Und ja, die Dame hat Angst. Sie spürt sicher viel von ihrer eigenen Veränderung. Zuhören, beruhigen, vorsichtig von unangenehmen auf angenehme Themen lenken. Und lasst sie machen.

Hier noch ein hilfreicher Link: http://www.miteinander-leben.de/haeusliche_pflege/ratgeber_demenz/umgang_mit_demenzkranken.html
Die Broschüre des Gesundheitsministeriums hatten wir auch und scheinbar sind auch die Leistungen der Kassen aufgelistet. Angehörige sind bei solchen Dingen oft betriebsblind und merken erst sehr spät, dass sie sich manchen Kummer hätten ersparen können.

Rick T.C2013-10-21T17:08:06Z

Demenz ist übel. Mein Vater ist dran verstorben. Ging gott sei Dank sehr schnell innerhalb einiger monate im Heim. Davor lag eine schwere Zeit. Mein Vater hat nachts einbrecher gesehen und rief die Polizei. Dann bauten welche nachts den Gartenzaun ab. Dann sollte ich bei meinen eltern nachts eingestiegen sein und die Polizei stand nachts bei mir vor der tür. Hat sehr große Eidechsen die wand entlanglaufen sehen......Schwäne auf dem dach sitzen sehen und und........ich habe meinen Dad leiden sehen,hab ihn sogar gefüttert im Heim(schreibe jetzt unter Tränen)....ich konnte ihn dann nicht mehr so oft besuchen weil ich fertig war,mach mir vorwürfe deswegen,heute noch....../du solltest mit dem sohn reden ob nicht jemand anderes als unterstützung im Haushalt leben könnte(Fachkraft,Freund ect). Diese Krankheit wird leider schlimmer werden und ist dann nicht mehr zu bändigen,grob ausgedrückt. So leid es mir tut zu sagen aber ein Heim wird früher oder später das beste sein.
Nachtrag: Vor dem Heimaufenthalt waren Krankenhausaufenthalte wegen nierenversagen nötig. Lungenentzündung und noch aufkommende Parkinson dazu. ich schreibe das hinzu weil evt. User mich als "Abschieber" oder ähnlichem beschimpfen könnten.

Aldarion2013-10-21T17:05:58Z

Hey BgG,

erlaube die Frage, ob das "Wachrütteln" tatsächlich einen dauerhaften Effekt erreichen kann in dieser Situation? Wahrscheinlich nicht.

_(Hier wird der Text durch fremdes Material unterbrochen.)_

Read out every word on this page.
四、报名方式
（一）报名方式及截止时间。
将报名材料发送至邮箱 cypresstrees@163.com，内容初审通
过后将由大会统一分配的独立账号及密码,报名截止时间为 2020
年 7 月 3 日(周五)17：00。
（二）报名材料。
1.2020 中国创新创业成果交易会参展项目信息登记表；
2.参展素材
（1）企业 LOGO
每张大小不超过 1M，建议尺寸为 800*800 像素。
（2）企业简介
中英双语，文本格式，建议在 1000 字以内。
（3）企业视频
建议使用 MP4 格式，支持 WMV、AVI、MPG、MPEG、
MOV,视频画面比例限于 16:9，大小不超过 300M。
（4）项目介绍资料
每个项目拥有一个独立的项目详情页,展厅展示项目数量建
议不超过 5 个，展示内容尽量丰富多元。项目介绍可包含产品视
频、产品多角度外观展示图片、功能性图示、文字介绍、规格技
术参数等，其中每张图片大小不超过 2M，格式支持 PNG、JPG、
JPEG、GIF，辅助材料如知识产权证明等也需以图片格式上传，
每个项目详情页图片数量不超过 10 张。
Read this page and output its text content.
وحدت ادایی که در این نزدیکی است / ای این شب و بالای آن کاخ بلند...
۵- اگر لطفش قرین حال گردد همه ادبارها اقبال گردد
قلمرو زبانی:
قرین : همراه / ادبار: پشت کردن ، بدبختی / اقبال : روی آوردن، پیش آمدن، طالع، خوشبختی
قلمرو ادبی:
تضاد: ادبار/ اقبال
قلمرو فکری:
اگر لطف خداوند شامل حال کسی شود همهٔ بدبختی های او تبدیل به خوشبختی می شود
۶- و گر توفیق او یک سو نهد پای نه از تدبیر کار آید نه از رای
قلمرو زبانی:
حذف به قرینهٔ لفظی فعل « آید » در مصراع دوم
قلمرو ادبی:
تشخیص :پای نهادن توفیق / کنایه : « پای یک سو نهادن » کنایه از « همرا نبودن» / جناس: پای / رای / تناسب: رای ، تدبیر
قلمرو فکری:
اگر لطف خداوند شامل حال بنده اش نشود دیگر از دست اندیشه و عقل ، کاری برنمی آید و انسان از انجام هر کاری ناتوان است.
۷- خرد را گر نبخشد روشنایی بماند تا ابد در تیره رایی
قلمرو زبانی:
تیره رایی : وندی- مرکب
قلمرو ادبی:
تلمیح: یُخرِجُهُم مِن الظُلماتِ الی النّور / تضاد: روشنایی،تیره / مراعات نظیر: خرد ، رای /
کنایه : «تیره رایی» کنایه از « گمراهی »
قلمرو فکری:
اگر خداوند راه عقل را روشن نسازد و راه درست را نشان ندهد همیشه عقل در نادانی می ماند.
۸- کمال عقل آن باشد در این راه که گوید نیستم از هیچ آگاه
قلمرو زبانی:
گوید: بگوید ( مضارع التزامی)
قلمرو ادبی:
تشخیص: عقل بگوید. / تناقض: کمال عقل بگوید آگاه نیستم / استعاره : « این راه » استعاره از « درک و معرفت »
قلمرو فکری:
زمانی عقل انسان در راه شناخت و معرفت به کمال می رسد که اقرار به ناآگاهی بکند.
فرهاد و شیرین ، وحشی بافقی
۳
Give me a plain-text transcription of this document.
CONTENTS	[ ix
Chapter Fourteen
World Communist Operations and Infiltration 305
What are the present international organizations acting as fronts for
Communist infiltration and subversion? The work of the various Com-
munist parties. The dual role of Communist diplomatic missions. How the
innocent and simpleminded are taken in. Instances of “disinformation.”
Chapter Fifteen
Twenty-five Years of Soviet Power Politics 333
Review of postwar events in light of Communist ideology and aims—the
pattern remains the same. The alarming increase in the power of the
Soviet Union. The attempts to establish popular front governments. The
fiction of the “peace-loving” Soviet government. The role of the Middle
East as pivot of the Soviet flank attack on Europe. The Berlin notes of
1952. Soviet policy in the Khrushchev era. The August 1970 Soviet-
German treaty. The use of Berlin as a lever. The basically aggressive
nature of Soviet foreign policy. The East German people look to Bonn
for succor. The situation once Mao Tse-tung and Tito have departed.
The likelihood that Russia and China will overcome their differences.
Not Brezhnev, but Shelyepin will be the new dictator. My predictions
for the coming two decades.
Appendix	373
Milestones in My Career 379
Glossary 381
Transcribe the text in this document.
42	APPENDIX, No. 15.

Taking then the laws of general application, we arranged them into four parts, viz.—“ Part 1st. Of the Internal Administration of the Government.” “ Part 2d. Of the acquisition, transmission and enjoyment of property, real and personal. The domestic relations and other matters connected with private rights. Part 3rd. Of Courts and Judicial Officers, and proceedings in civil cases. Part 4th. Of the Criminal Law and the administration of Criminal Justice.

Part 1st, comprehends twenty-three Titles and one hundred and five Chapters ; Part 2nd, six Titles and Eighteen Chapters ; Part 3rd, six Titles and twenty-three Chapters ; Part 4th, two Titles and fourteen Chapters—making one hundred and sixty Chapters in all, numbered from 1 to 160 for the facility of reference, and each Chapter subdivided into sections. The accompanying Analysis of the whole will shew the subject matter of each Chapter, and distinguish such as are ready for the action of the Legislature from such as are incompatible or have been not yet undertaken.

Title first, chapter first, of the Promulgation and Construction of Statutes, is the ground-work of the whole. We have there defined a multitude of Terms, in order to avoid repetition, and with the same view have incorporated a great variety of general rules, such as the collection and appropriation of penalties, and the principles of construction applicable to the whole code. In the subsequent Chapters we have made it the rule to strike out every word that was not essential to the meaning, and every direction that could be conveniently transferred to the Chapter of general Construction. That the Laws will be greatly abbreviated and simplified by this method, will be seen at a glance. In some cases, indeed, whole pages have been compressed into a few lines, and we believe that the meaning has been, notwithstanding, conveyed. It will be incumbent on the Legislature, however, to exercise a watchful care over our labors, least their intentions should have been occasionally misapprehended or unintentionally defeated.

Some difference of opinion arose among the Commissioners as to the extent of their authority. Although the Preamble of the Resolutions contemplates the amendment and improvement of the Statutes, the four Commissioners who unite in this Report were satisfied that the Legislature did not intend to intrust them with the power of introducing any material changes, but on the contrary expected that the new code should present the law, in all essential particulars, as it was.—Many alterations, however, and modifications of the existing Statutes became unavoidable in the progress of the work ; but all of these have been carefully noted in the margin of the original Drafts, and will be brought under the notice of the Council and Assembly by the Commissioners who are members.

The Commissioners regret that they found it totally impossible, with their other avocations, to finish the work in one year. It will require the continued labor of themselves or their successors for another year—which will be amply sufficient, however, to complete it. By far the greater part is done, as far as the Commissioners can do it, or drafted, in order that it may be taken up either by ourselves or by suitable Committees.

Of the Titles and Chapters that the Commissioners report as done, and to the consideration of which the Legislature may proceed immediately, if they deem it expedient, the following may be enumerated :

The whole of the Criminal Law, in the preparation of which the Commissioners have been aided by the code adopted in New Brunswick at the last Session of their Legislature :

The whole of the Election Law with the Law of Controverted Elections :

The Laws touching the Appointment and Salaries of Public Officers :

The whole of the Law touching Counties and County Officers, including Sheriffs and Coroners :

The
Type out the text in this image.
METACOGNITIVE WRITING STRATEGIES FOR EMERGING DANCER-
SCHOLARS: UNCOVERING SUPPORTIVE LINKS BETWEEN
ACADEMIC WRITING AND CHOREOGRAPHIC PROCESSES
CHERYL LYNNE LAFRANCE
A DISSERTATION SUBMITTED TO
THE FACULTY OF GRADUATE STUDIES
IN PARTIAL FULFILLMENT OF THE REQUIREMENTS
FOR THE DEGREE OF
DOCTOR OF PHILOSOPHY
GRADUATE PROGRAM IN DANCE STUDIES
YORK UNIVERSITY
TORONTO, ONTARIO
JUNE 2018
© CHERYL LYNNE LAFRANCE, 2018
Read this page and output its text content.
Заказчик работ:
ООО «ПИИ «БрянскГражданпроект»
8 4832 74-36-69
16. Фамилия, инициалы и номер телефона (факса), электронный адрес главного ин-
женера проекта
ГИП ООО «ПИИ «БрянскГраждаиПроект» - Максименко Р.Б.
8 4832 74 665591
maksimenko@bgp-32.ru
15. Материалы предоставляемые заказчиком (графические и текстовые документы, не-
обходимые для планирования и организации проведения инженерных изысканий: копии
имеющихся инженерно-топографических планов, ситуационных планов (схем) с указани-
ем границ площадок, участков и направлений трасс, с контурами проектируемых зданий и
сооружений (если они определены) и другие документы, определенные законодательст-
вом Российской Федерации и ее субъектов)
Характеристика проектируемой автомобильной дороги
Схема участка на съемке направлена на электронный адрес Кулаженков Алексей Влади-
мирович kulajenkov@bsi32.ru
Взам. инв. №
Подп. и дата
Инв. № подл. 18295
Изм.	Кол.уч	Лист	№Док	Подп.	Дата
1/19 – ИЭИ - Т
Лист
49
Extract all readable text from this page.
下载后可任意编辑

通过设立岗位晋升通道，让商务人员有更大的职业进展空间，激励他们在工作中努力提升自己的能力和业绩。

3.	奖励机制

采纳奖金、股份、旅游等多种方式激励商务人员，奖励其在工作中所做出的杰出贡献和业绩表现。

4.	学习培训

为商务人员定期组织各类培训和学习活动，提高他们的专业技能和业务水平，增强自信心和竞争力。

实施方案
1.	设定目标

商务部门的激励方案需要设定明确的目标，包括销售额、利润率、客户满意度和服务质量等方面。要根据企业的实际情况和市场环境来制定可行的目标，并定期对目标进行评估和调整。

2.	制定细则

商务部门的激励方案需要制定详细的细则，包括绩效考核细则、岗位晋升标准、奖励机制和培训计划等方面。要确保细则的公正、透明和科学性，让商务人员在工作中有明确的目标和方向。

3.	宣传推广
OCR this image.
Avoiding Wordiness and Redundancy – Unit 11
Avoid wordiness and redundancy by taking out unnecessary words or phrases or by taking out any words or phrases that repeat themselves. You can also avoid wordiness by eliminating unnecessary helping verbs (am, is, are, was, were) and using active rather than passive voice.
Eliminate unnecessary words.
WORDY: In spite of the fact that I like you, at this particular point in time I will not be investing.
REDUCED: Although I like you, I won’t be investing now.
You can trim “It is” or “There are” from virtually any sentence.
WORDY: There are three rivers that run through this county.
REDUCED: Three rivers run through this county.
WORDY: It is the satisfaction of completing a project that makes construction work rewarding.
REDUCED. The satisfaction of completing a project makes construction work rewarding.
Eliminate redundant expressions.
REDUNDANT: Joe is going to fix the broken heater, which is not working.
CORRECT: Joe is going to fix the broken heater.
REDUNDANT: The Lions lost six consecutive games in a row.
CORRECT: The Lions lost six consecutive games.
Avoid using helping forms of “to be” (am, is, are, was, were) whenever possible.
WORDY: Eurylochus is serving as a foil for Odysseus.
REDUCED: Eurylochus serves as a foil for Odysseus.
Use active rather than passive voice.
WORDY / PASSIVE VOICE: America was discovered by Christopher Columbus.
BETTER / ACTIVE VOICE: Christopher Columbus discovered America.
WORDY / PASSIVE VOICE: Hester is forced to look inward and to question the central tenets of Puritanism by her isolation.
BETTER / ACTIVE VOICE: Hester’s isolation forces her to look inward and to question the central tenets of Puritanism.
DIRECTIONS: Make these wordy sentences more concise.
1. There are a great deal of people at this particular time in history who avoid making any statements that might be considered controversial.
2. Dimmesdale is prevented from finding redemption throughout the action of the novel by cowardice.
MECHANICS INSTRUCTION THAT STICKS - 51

Verhalte Dich menschlich; ich denke, Du hast Dich korrekt verhalten; sicherlich ist es nicht leicht, die beschriebenen Veränderungen zu beobachten, aber erinnere Dich an die schönen Zeiten, versuche die alte Dame möglichst offen und normal zu behandeln und ignoriere die "Marotten", denn wie auch immer Du Dich verhälst, es wird - außer der Senkung Deiner Moral - nichts ändern (können), wenn du auf die Dir unverständlichen Verhaltensformen eingingest.

Dennoch, gute N8, auch Deiner Nachbarin, auch wenn wir davon ausgehen könnten, dass sie denkt es sei Tag.